Namanya Bapak kharotin, dia adalah seorang berdarah jawa yang berasal dari kebumen, jawa tengah. Bersama isteri dan kedua anaknya, Semenjak tujuh tahun yang lalu dia mengawali kehidupan baru di kebun sawit. Disitu,  Profesi yang ditempuhnya adalah sebagai buruh harian perawatan kelapa sawit. Sedangkan isterinya sebagai karyawan memasak di kantinnya buruh sawit. Komariah nama isterinya.
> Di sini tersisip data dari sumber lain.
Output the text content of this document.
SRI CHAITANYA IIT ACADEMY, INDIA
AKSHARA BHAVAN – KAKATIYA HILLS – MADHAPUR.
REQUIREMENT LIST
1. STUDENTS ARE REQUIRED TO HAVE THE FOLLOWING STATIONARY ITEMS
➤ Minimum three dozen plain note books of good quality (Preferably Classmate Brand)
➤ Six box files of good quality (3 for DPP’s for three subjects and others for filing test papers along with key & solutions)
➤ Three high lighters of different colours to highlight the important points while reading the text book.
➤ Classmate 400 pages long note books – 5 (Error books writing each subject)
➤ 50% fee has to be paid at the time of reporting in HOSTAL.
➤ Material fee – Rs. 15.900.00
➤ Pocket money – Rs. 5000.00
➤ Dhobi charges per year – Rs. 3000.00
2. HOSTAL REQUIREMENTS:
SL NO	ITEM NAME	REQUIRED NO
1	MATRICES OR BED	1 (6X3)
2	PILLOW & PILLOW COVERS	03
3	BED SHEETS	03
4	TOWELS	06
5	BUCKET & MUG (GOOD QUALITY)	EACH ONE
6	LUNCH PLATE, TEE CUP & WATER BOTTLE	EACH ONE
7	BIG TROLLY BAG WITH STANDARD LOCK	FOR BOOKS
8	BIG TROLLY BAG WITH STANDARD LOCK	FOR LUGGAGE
            Alasan mereka sehingga memutuskan untuk hijrah bekerja ke Kalimantan, adalah karena tawaran salah seorang kolega mengenai pekerjaan yang menjanjikan dikebun kelapa sawit. Berawal dari ketidak sengajaan saya untuk berbelanja sebungkus nikotin dan sebuah pemantik api diwarung bu komariah. Bu komariah wanita berusia sekitar 60an ini memiliki mimik wajah yang serius, mata yang tajam dan memiliki gigi bagian atas palsu berjumlah 3, yang sepertinya itu terbuat dari timah. Dan bapak kharotin duduk bertelanjang dada disebelah kiri warung, tepatnya dibangku kayu tanpa sandaran, dibelakang rumah mereka. Kulitnya hitam legam, perutnya buncit, bulu dadanya panjang namun jarng-jarang, menyambung sampai perut. Meski janggutnya sudah putih tapi punggungnya terihat masih tegak dan berisi.

            Perlahan saya dekati dan menyapanya, dia membalasnya dengan senyum kecil yang hangat. Pra perkenalan pun dimulai, dengan tepukan dipundak dari bu komariah sambil meyodorkan uang kembalian. Setelah dipersilahkan duduk, saya pun memulai perkenalan. Disusul perbincangan dan beberapa pertanyaan kepada mereka. Tidak terlalu lama kami berbincang. Namun ada semacam kegelisahan yang bisa ditangkap dari hasil yang singkat itu. Adanya diskriminasi menyangkut profesi mereka, pembagian kelas buruh SKO dan BHL. SKO lebih enak daripada BHL, kalau SKO pendidikan untuk anak gratis dan pelayanan kesehatan umumnya diberikan. Sedangkan BHL, bila ingin mendapatkan pendidikan harus bayar, pelayanan kesehatannya pun tidak diberikan, upahnya juga rendah. Bila sakit, terpaksa mereka harus cari rumah sakit di luar dari areal habitatnya.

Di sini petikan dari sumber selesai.